Krutzen and his colleagues believe the dolphins, which live in Shark Bay off the west coast of Australia, wear the sponges while foraging for small fish, crustaceans and other food along channels in the sea floor to protect themselves against sharp coral and stinging critters such as stonefish. It's a trick that appears to be almost exclusively passed from mothers to daughters.
"They wear them like a glove," Krutzen said. "When they go down to the sea floor to probe for prey, there are lots of noxious animals down there. By using the sponge, it protects them."
Many species use tools to perform tasks. Crows, for example, fashion tools out of leaves and twigs to forage for food. And many animals learn behavior by mimicking their elders -- that's how birds develop their songs.
But those abilities stem from instincts that are inherited through genes. Aside from humans, the only other creatures known to transmit behavior purely by interacting with one another are primates. Unrelated chimps pass on techniques for using sticks to fish ants out of nests; different groups of orangutans display unique eating habits, bedtime rituals and other behaviors that researchers believe are examples of socially transmitted culture.
The bottlenose dolphins would be the first marine mammal shown to exhibit similar behavior, indicating that complex social conduct may be more common than had been thought, Krutzen said.
"The boundaries between humans and animals are becoming less and less clear," Krutzen said. "Thirty years ago, people thought humans and animals were very different from each other. No one thought animals used tools. No one thought they had any kind of culture. Those boundaries have been getting fuzzier and fuzzier. Now here's another example."

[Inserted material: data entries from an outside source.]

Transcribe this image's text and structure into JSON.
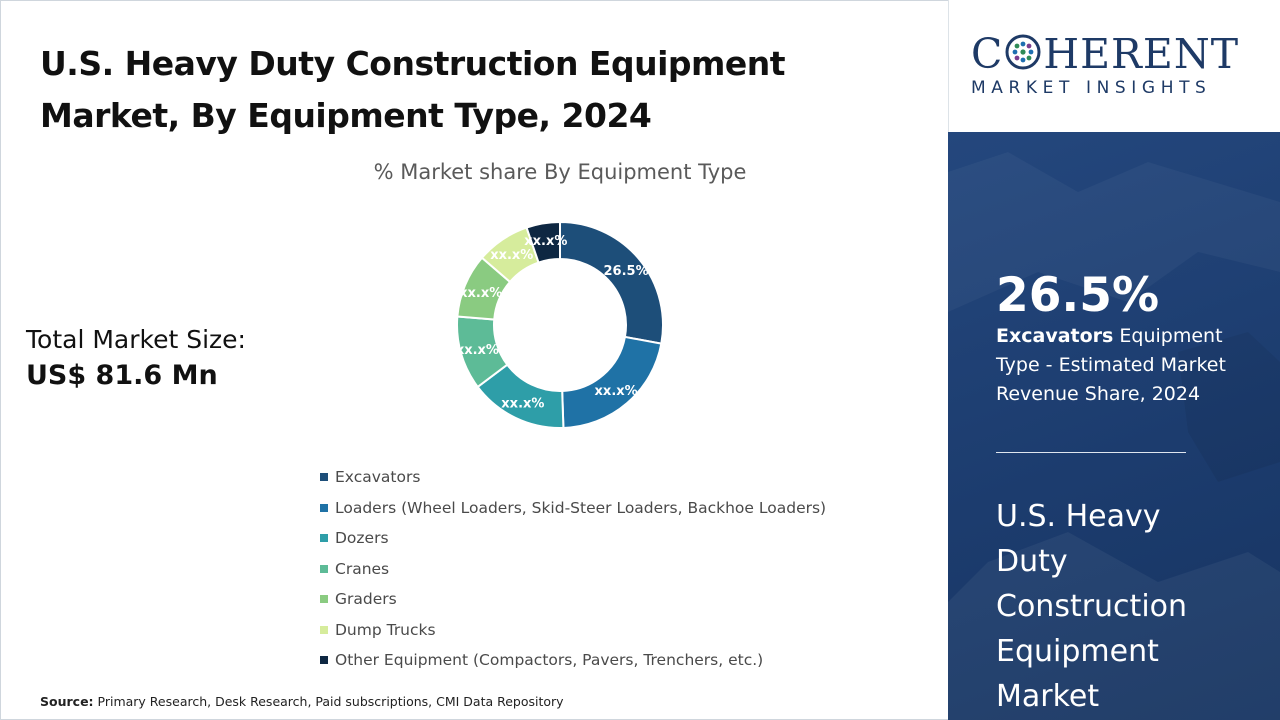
{
  "title": {
    "line1": "U.S. Heavy Duty Construction Equipment",
    "line2": "Market, By Equipment Type, 2024"
  },
  "market_size": {
    "label": "Total Market Size:",
    "value": "US$ 81.6 Mn"
  },
  "source": {
    "label": "Source:",
    "text": " Primary Research, Desk Research, Paid subscriptions, CMI Data Repository"
  },
  "logo": {
    "main_pre": "C",
    "main_post": "HERENT",
    "sub": "MARKET INSIGHTS"
  },
  "sidebar": {
    "stat_value": "26.5%",
    "stat_bold": "Excavators",
    "stat_rest": " Equipment Type - Estimated Market Revenue Share, 2024",
    "title_lines": [
      "U.S. Heavy",
      "Duty",
      "Construction",
      "Equipment",
      "Market"
    ]
  },
  "chart_data": {
    "type": "pie",
    "donut": true,
    "title": "% Market share By Equipment Type",
    "legend_position": "bottom",
    "series": [
      {
        "name": "Excavators",
        "value": 26.5,
        "label": "26.5%",
        "color": "#1d4e79"
      },
      {
        "name": "Loaders (Wheel Loaders, Skid-Steer Loaders, Backhoe Loaders)",
        "value": 20.5,
        "label": "xx.x%",
        "color": "#1f72a6"
      },
      {
        "name": "Dozers",
        "value": 14.5,
        "label": "xx.x%",
        "color": "#2e9ea8"
      },
      {
        "name": "Cranes",
        "value": 11.0,
        "label": "xx.x%",
        "color": "#5dbb97"
      },
      {
        "name": "Graders",
        "value": 9.5,
        "label": "xx.x%",
        "color": "#8acb81"
      },
      {
        "name": "Dump Trucks",
        "value": 8.0,
        "label": "xx.x%",
        "color": "#d6ec9c"
      },
      {
        "name": "Other Equipment (Compactors, Pavers, Trenchers, etc.)",
        "value": 5.0,
        "label": "xx.x%",
        "color": "#0e2742"
      }
    ]
  }
}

The findings prompted mixed reactions, with some scientists praising the work and others questioning how firmly Krutzen's team had made its case.
"This is an exciting addition to the catalogue of what we can be increasingly confident are culturally transmitted forms of tool use in non-human populations," said Andrew Whiten, a professor of evolutionary and developmental psychology at the University of St. Andrews in Scotland.
But Bennett Galef, an animal behaviorist at McMaster University in Canada, said the researchers had not proved that the dolphins use the sponges as tools.